First: a very important point, to which I will return in a future post, is that as I suspected, it’s not at all clear what the EHT image really shows. More precisely, assuming Einstein’s theory of gravity is correct in this context:
- The image itself clearly shows a black hole’s quasi-silhouette (called a `shadow’ in expert jargon) and its bright photo-sphere where photons [particles of light — of all electromagnetic waves, including radio waves] can be gathered and focused.
- However, all the light (including the observed radio waves) coming from the photo-sphere was emitted from material well outside the photosphere; and the image itself does not tell you where that material is located. (To quote Falcke: this is `a blessing and a curse’; insensitivity to the illumination source makes it easy to interpret the black hole’s role in the image but hard to learn much about the material near the black hole.) It’s a bit analogous to seeing a brightly shining metal ball while not being able to see what it’s being lit by… except that the photosphere isn’t an object. It’s just a result of the play of the light [well, radio waves] directed by the bending effects of gravity. More on that in a future post.
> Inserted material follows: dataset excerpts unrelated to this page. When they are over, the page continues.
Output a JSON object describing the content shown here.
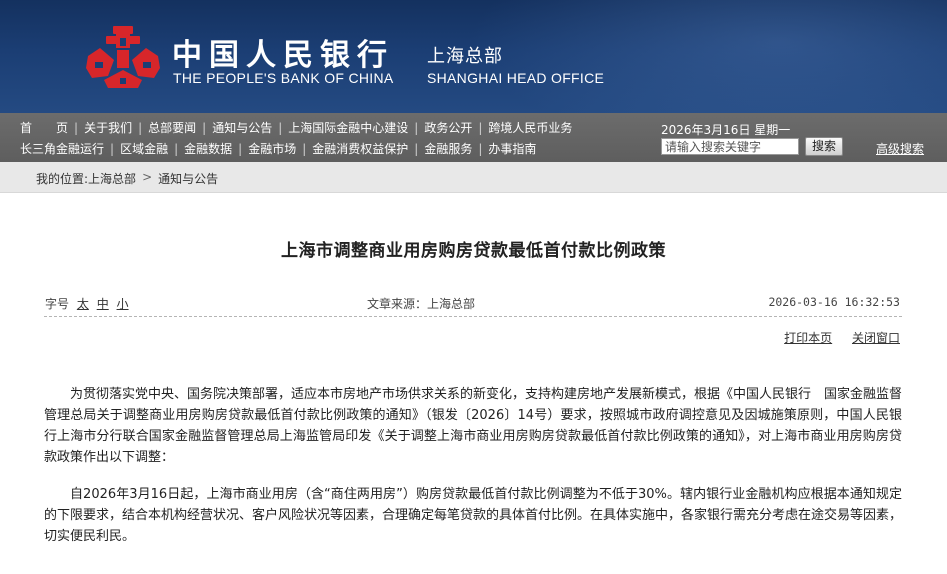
{
  "header": {
    "title_cn": "中国人民银行",
    "title_en": "THE PEOPLE'S BANK OF CHINA",
    "branch_cn": "上海总部",
    "branch_en": "SHANGHAI HEAD OFFICE",
    "logo_icon": "pboc-logo-icon",
    "logo_color": "#d7262a",
    "banner_color": "#1b3e74"
  },
  "nav": {
    "row1": [
      "首　　页",
      "关于我们",
      "总部要闻",
      "通知与公告",
      "上海国际金融中心建设",
      "政务公开",
      "跨境人民币业务"
    ],
    "row2": [
      "长三角金融运行",
      "区域金融",
      "金融数据",
      "金融市场",
      "金融消费权益保护",
      "金融服务",
      "办事指南"
    ],
    "date": "2026年3月16日  星期一",
    "search_placeholder": "请输入搜索关键字",
    "search_button": "搜索",
    "advanced_search": "高级搜索"
  },
  "breadcrumb": {
    "prefix": "我的位置:",
    "items": [
      "上海总部",
      "通知与公告"
    ],
    "separator": ">"
  },
  "article": {
    "title": "上海市调整商业用房购房贷款最低首付款比例政策",
    "font_size_label": "字号",
    "font_sizes": [
      "太",
      "中",
      "小"
    ],
    "source": "文章来源：上海总部",
    "timestamp": "2026-03-16  16:32:53",
    "print_link": "打印本页",
    "close_link": "关闭窗口",
    "paragraphs": [
      "为贯彻落实党中央、国务院决策部署，适应本市房地产市场供求关系的新变化，支持构建房地产发展新模式，根据《中国人民银行　国家金融监督管理总局关于调整商业用房购房贷款最低首付款比例政策的通知》（银发〔2026〕14号）要求，按照城市政府调控意见及因城施策原则，中国人民银行上海市分行联合国家金融监督管理总局上海监管局印发《关于调整上海市商业用房购房贷款最低首付款比例政策的通知》，对上海市商业用房购房贷款政策作出以下调整：",
      "自2026年3月16日起，上海市商业用房（含“商住两用房”）购房贷款最低首付款比例调整为不低于30%。辖内银行业金融机构应根据本通知规定的下限要求，结合本机构经营状况、客户风险状况等因素，合理确定每笔贷款的具体首付比例。在具体实施中，各家银行需充分考虑在途交易等因素，切实便民利民。"
    ]
  }
}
- When you see a picture of an accretion disk and jets drawn to illustrate where the radio waves may come from, keep in mind that it involves additional assumptions — educated assumptions that combine many other measurements of M87’s black hole with simulations of matter, gravity and magnetic fields interacting near a black hole. But we should be cautious: perhaps not all the assumptions are right. The image shows no conflicts with those assumptions, but neither does it confirm them on its own.
Just to indicate the importance of these assumptions, let me highlight a remark made at the press conference that the black hole is rotating quickly, clockwise from our perspective. But (as the EHT papers state) if one doesn’t make some of the above-mentioned assumptions, one cannot conclude from the image alone that the black hole is actually rotating. The interplay of these assumptions is something I’m still trying to get straight.
Second, if you buy all the assumptions, then the picture I drew in yesterday’s post is mostly correct except (a) the jets are far too narrow, and shown overly disconnected from the disk, and (b) they are slightly mis-oriented relative to the orientation of the image. Below is an improved version of this picture, probably still not the final one. The new features: the jets (now pointing in the right directions relative to the photo) are fatter and not entirely disconnected from the accretion disk. This is important because the dominant source of illumination of the photo-sphere might come from the region where the disk and jets meet.